Selama ini, dari 3.969 SNI untuk sektor industri, baru 68 produk yang berstatus SNI wajib. Beberapa produk itu seperti logam lembaran, sepeda, sepatu dan lampu swabalast.
Namun, melihat fakta kerjasama ASEAN-China Free Trade Agreement (ACFTA) benar-benar telah menggerus pasar lokal, pemerintah terdorong untuk bisa memberlakukan lebih banyak produk SNI wajib.
Arryanto Sagala, Kepala Bidang Pengkajian Kebijakan Iklim dan Mutu Industri Kementerian Perindustian (BPKIMI Kemenperin) bilang, untuk itu pihaknya bakal mengusulkan 21 produk lagi yang akan diberlakukan SNI wajib.
Produk-produk tersebut adalah beberapa macam lampu swabalast lainnya, pengkondisi udara, lemari pendingin, mesin cuci, lima jenis mainan anak, baterai sepeda motor, baja batangan dan pipa baja lapis seng untuk saluran air.
Selain itu, deterjen bubuk, sorbitol, beragam kaca spion untuk kendaraan bermotor, aki dan jaket untuk kendaraan bermotor, pelampung, keselamatan kendaraan roda tiga dan tekstil khusus pakaian bayi. "Targetnya, bisa segera berjalan di 2011-2012," ujarnya, Jumat malam (8/4).
Namun, langkah ini tetap beresiko bagi industri lokal. Pasalnya, setelah pemberlakuan SNI wajib berjalan, industri berskala kecil hingga besar di dalam negeri pun harus mengikuti standar. Sementara, kondisi pengusaha kecil yang serba terbatas dari sisi modal dan teknologi, bakal sulit mengikuti kewajiban SNI tersebut.
Nah, untuk menyiasatinya, pemerintah hanya akan memberlakukan SNI terhadap peraturan teknis saja. Artinya, hanya hal mendasar yang hanya akan diatur. Misalnya, untuk industri sepatu, dari faktor jahitan atau penggunaan lem yang selama ini dianggap di bawah standar akan distandarisasi.

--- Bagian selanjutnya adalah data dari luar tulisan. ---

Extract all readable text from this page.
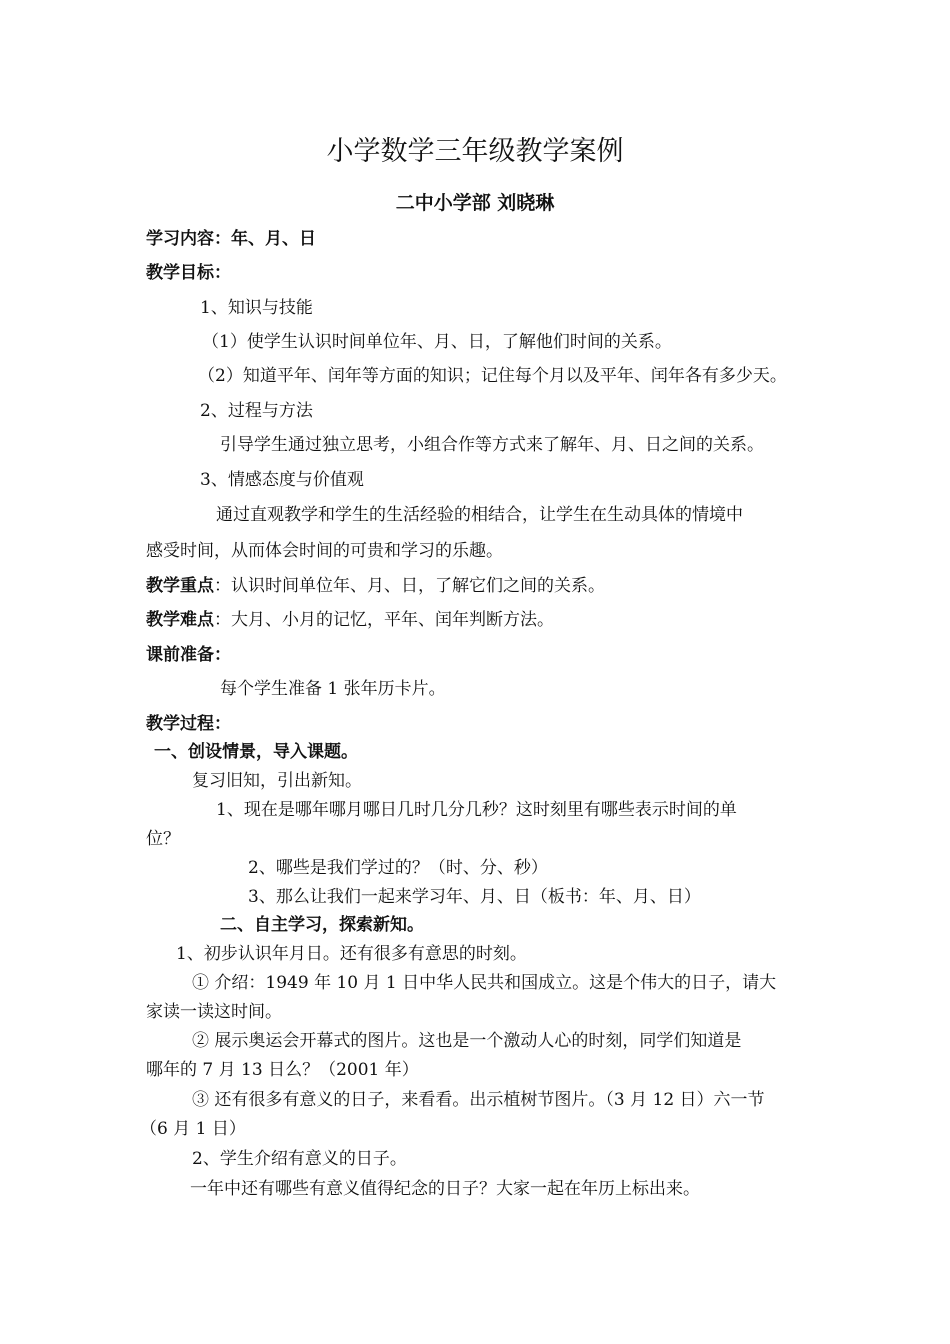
小学数学三年级教学案例
二中小学部 刘晓琳
学习内容：年、月、日
教学目标：
1、知识与技能
（1）使学生认识时间单位年、月、日，了解他们时间的关系。
（2）知道平年、闰年等方面的知识；记住每个月以及平年、闰年各有多少天。
2、过程与方法
引导学生通过独立思考，小组合作等方式来了解年、月、日之间的关系。
3、情感态度与价值观
通过直观教学和学生的生活经验的相结合，让学生在生动具体的情境中
感受时间，从而体会时间的可贵和学习的乐趣。
教学重点：认识时间单位年、月、日，了解它们之间的关系。
教学难点：大月、小月的记忆，平年、闰年判断方法。
课前准备：
每个学生准备 1 张年历卡片。
教学过程：
一、创设情景，导入课题。
复习旧知，引出新知。
1、现在是哪年哪月哪日几时几分几秒？这时刻里有哪些表示时间的单
位？
2、哪些是我们学过的？（时、分、秒）
3、那么让我们一起来学习年、月、日（板书：年、月、日）
二、自主学习，探索新知。
1、初步认识年月日。还有很多有意思的时刻。
① 介绍：1949 年 10 月 1 日中华人民共和国成立。这是个伟大的日子，请大
家读一读这时间。
② 展示奥运会开幕式的图片。这也是一个激动人心的时刻，同学们知道是
哪年的 7 月 13 日么？（2001 年）
③ 还有很多有意义的日子，来看看。出示植树节图片。（3 月 12 日）六一节
（6 月 1 日）
2、学生介绍有意义的日子。
一年中还有哪些有意义值得纪念的日子？大家一起在年历上标出来。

"Walaupun SNI bertujuan memperlambat arus impor dari China, namun kita harus melihat pula kondisi industri lokal agar jangan makin tertekan," ujarnya.
Menteri Perindustrian MS. Hidayat menambahkan, standarisasi ini pun harus didukung oleh pengembangan lab-lab penguji SNI di daerah. "Kita juga harus menyertakan adanya sanksi agar standarisasi bisa berjalan," kata Hidayat.

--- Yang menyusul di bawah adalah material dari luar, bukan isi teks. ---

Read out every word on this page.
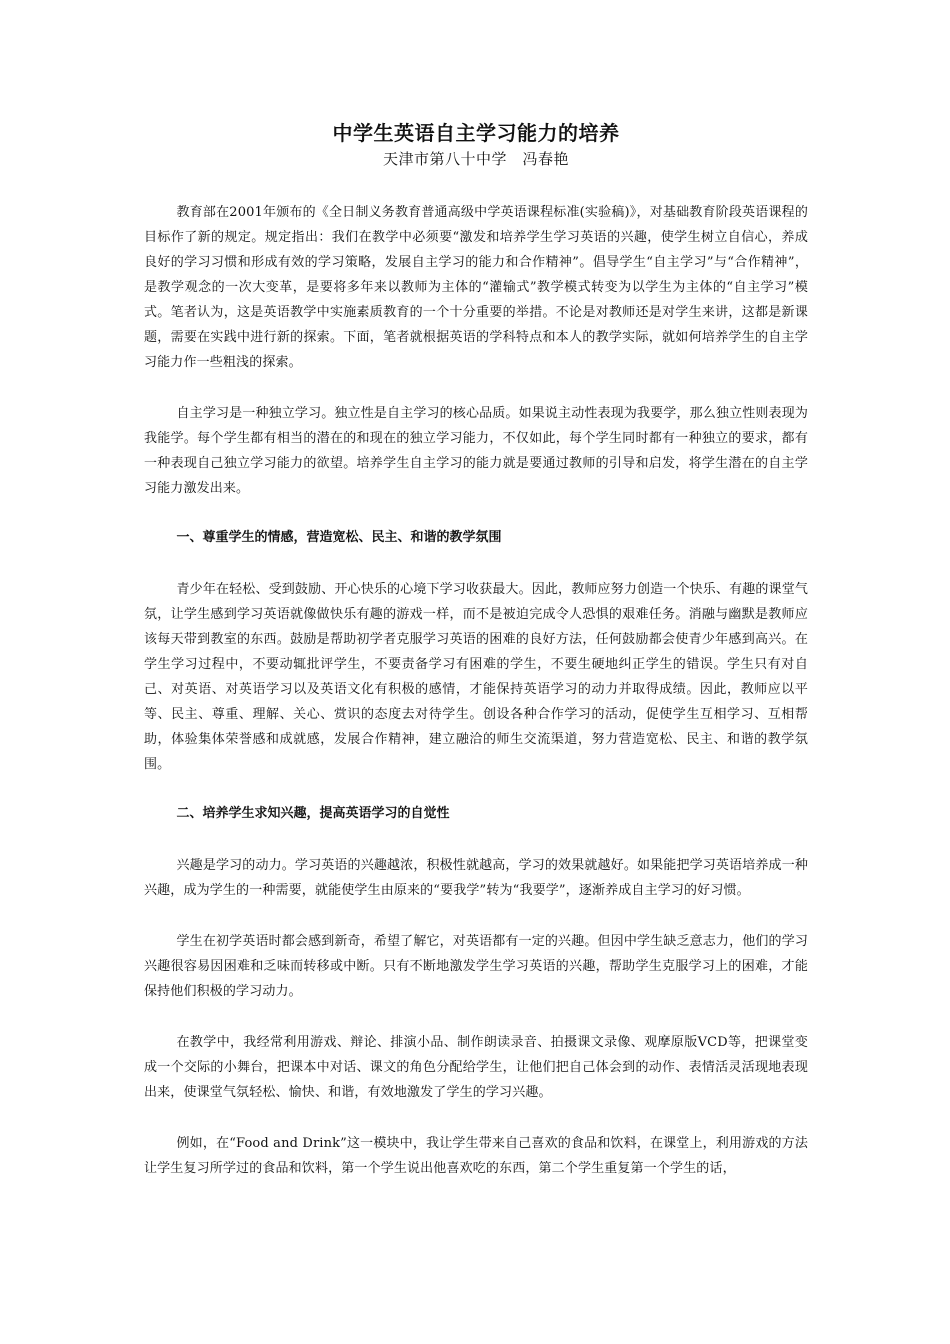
中学生英语自主学习能力的培养

天津市第八十中学　冯春艳

教育部在2001年颁布的《全日制义务教育普通高级中学英语课程标准(实验稿)》，对基础教育阶段英语课程的目标作了新的规定。规定指出：我们在教学中必须要“激发和培养学生学习英语的兴趣，使学生树立自信心，养成良好的学习习惯和形成有效的学习策略，发展自主学习的能力和合作精神”。倡导学生“自主学习”与“合作精神”，是教学观念的一次大变革，是要将多年来以教师为主体的“灌输式”教学模式转变为以学生为主体的“自主学习”模式。笔者认为，这是英语教学中实施素质教育的一个十分重要的举措。不论是对教师还是对学生来讲，这都是新课题，需要在实践中进行新的探索。下面，笔者就根据英语的学科特点和本人的教学实际，就如何培养学生的自主学习能力作一些粗浅的探索。

自主学习是一种独立学习。独立性是自主学习的核心品质。如果说主动性表现为我要学，那么独立性则表现为我能学。每个学生都有相当的潜在的和现在的独立学习能力，不仅如此，每个学生同时都有一种独立的要求，都有一种表现自己独立学习能力的欲望。培养学生自主学习的能力就是要通过教师的引导和启发，将学生潜在的自主学习能力激发出来。

一、尊重学生的情感，营造宽松、民主、和谐的教学氛围

青少年在轻松、受到鼓励、开心快乐的心境下学习收获最大。因此，教师应努力创造一个快乐、有趣的课堂气氛，让学生感到学习英语就像做快乐有趣的游戏一样，而不是被迫完成令人恐惧的艰难任务。消融与幽默是教师应该每天带到教室的东西。鼓励是帮助初学者克服学习英语的困难的良好方法，任何鼓励都会使青少年感到高兴。在学生学习过程中，不要动辄批评学生，不要责备学习有困难的学生，不要生硬地纠正学生的错误。学生只有对自己、对英语、对英语学习以及英语文化有积极的感情，才能保持英语学习的动力并取得成绩。因此，教师应以平等、民主、尊重、理解、关心、赏识的态度去对待学生。创设各种合作学习的活动，促使学生互相学习、互相帮助，体验集体荣誉感和成就感，发展合作精神，建立融洽的师生交流渠道，努力营造宽松、民主、和谐的教学氛围。

二、培养学生求知兴趣，提高英语学习的自觉性

兴趣是学习的动力。学习英语的兴趣越浓，积极性就越高，学习的效果就越好。如果能把学习英语培养成一种兴趣，成为学生的一种需要，就能使学生由原来的“要我学”转为“我要学”，逐渐养成自主学习的好习惯。

学生在初学英语时都会感到新奇，希望了解它，对英语都有一定的兴趣。但因中学生缺乏意志力，他们的学习兴趣很容易因困难和乏味而转移或中断。只有不断地激发学生学习英语的兴趣，帮助学生克服学习上的困难，才能保持他们积极的学习动力。

在教学中，我经常利用游戏、辩论、排演小品、制作朗读录音、拍摄课文录像、观摩原版VCD等，把课堂变成一个交际的小舞台，把课本中对话、课文的角色分配给学生，让他们把自己体会到的动作、表情活灵活现地表现出来，使课堂气氛轻松、愉快、和谐，有效地激发了学生的学习兴趣。

例如，在“Food and Drink”这一模块中，我让学生带来自己喜欢的食品和饮料，在课堂上，利用游戏的方法让学生复习所学过的食品和饮料，第一个学生说出他喜欢吃的东西，第二个学生重复第一个学生的话，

Ketua Asosiasi Pertekstilan Ade Sudrajat berpendapat, pelaku industri mau tak mau harus menjalankannya seiring tuntutan konsumen yang makin peduli terhadap mutu.

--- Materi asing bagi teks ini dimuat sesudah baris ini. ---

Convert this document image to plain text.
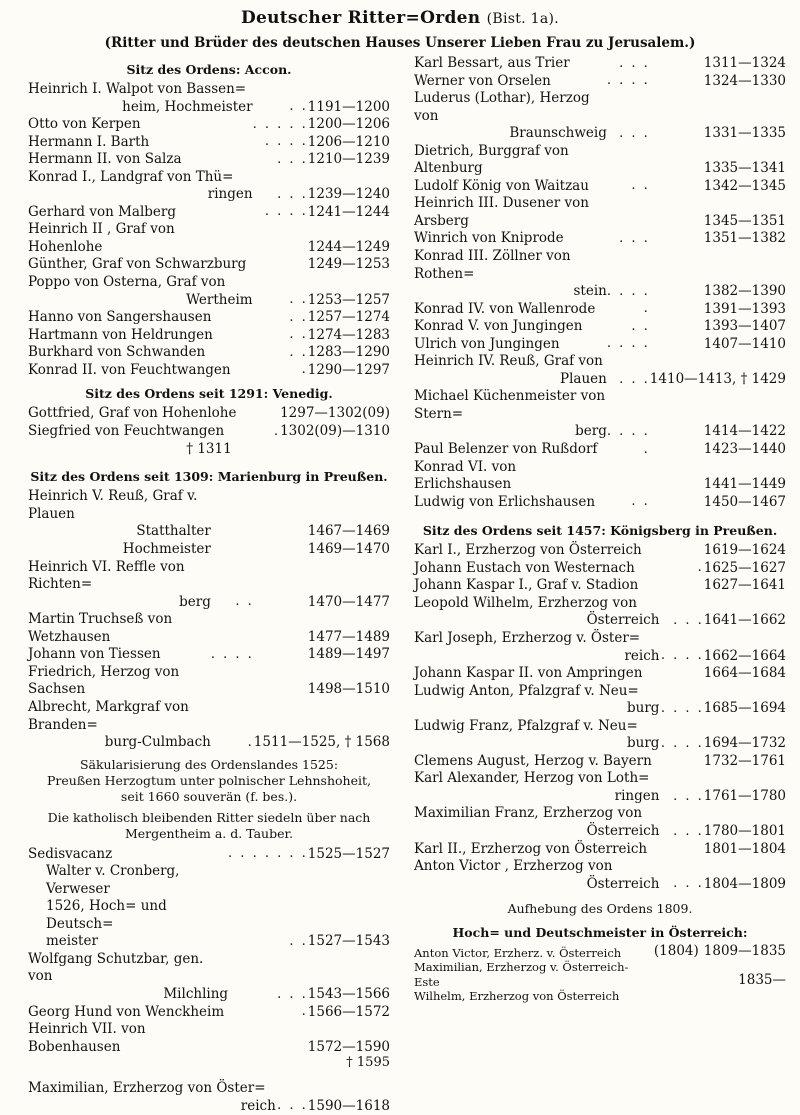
Deutscher Ritter=Orden (Bist. 1a).
(Ritter und Brüder des deutschen Hauses Unserer Lieben Frau zu Jerusalem.)
Sitz des Ordens: Accon.
Heinrich I. Walpot von Bassen=		
heim, Hochmeister	. .	1191—1200
Otto von Kerpen	. . . . .	1200—1206
Hermann I. Barth	. . . .	1206—1210
Hermann II. von Salza	. . .	1210—1239
Konrad I., Landgraf von Thü=		
ringen	. . .	1239—1240
Gerhard von Malberg	. . . .	1241—1244
Heinrich II , Graf von Hohenlohe		1244—1249
Günther, Graf von Schwarzburg		1249—1253
Poppo von Osterna, Graf von		
Wertheim	. .	1253—1257
Hanno von Sangershausen	. .	1257—1274
Hartmann von Heldrungen	. .	1274—1283
Burkhard von Schwanden	. .	1283—1290
Konrad II. von Feuchtwangen	.	1290—1297
Sitz des Ordens seit 1291: Venedig.
Gottfried, Graf von Hohenlohe		1297—1302(09)
Siegfried von Feuchtwangen	.	1302(09)—1310
† 1311
Sitz des Ordens seit 1309: Marienburg in Preußen.
Heinrich V. Reuß, Graf v. Plauen		
Statthalter		1467—1469
Hochmeister		1469—1470
Heinrich VI. Reffle von Richten=		
berg	. .	1470—1477
Martin Truchseß von Wetzhausen		1477—1489
Johann von Tiessen	. . . .	1489—1497
Friedrich, Herzog von Sachsen		1498—1510
Albrecht, Markgraf von Branden=		
burg-Culmbach	.	1511—1525, † 1568
Säkularisierung des Ordenslandes 1525:
Preußen Herzogtum unter polnischer Lehnshoheit,
seit 1660 souverän (f. bes.).
Die katholisch bleibenden Ritter siedeln über nach
Mergentheim a. d. Tauber.
Sedisvacanz	. . . . . . .	1525—1527
Walter v. Cronberg, Verweser		
1526, Hoch= und Deutsch=		
meister	. .	1527—1543
Wolfgang Schutzbar, gen. von		
Milchling	. . .	1543—1566
Georg Hund von Wenckheim	.	1566—1572
Heinrich VII. von Bobenhausen		1572—1590
† 1595
Maximilian, Erzherzog von Öster=		
reich	. . .	1590—1618
Karl Bessart, aus Trier	. . .	1311—1324
Werner von Orselen	. . . .	1324—1330
Luderus (Lothar), Herzog von		
Braunschweig	. . .	1331—1335
Dietrich, Burggraf von Altenburg		1335—1341
Ludolf König von Waitzau	. .	1342—1345
Heinrich III. Dusener von Arsberg		1345—1351
Winrich von Kniprode	. . .	1351—1382
Konrad III. Zöllner von Rothen=		
stein	. . . .	1382—1390
Konrad IV. von Wallenrode	.	1391—1393
Konrad V. von Jungingen	. .	1393—1407
Ulrich von Jungingen	. . . .	1407—1410
Heinrich IV. Reuß, Graf von		
Plauen	. . .	1410—1413, † 1429
Michael Küchenmeister von Stern=		
berg	. . . .	1414—1422
Paul Belenzer von Rußdorf	.	1423—1440
Konrad VI. von Erlichshausen		1441—1449
Ludwig von Erlichshausen	. .	1450—1467
Sitz des Ordens seit 1457: Königsberg in Preußen.
Karl I., Erzherzog von Österreich		1619—1624
Johann Eustach von Westernach	.	1625—1627
Johann Kaspar I., Graf v. Stadion		1627—1641
Leopold Wilhelm, Erzherzog von		
Österreich	. . .	1641—1662
Karl Joseph, Erzherzog v. Öster=		
reich	. . . .	1662—1664
Johann Kaspar II. von Ampringen		1664—1684
Ludwig Anton, Pfalzgraf v. Neu=		
burg	. . . .	1685—1694
Ludwig Franz, Pfalzgraf v. Neu=		
burg	. . . .	1694—1732
Clemens August, Herzog v. Bayern		1732—1761
Karl Alexander, Herzog von Loth=		
ringen	. . .	1761—1780
Maximilian Franz, Erzherzog von		
Österreich	. . .	1780—1801
Karl II., Erzherzog von Österreich		1801—1804
Anton Victor , Erzherzog von		
Österreich	. . .	1804—1809
Aufhebung des Ordens 1809.
Hoch= und Deutschmeister in Österreich:
Anton Victor, Erzherz. v. Österreich	(1804)	1809—1835
Maximilian, Erzherzog v. Österreich-Este		1835—
Wilhelm, Erzherzog von Österreich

SNI bukan barang baru bagi industri TPT. Apalagi produk tekstil khususnya untuk TNI dan kepolisian pasti harus memenuhi SNI yang ditentukan. "Kendala utama pemberlakuan SNI wajib ini adalah mendidik SDM dari kebiasaan lama ke kebiasaan baru yg lebih baik dan efisien" ujar Ade.
Ali Soebroto, Ketua Gabungan Elektronik Indonesia (Gabel) mengatakan, rencana penambahan produk SNI oleh pemerintah memang sudah ditunggu-tunggu pengusaha. Ali bilang, pihaknya sebenarnya sudah mengajukan SNI untuk produk lemari es, mesin cuci dan pendingin ruangan sejak tahun lalu.
Bahkan, awalnya, usulan tersebut akan disetujui akhir tahun kemarin. Namun, uji laboratorium kemenperin ternyata belum siap. "Akibatnya, sampai sekarang belum keluar," ujar Ali kepada KONTAN.
Sejauh ini baru ada 3 produk elektronik yang sudah disetujui SNI wajib, yaitu TV tabung (CRT), pompa cair dan setrika. Rencananya, SNI wajib ketiga produk ini mulai berlaku tanggal 6 Mei 2011.
Pemberlakuan SNI wajib ini menjadi hambatan non-tarif bagi masuknya produk-produk elektronik impor seperti dari Cina dan Korea Selatan. Ini juga menjadi stimulus bagi produsen lokal untuk memacu produksinya. "Impor jadi akan lebih susah," jelas Ali.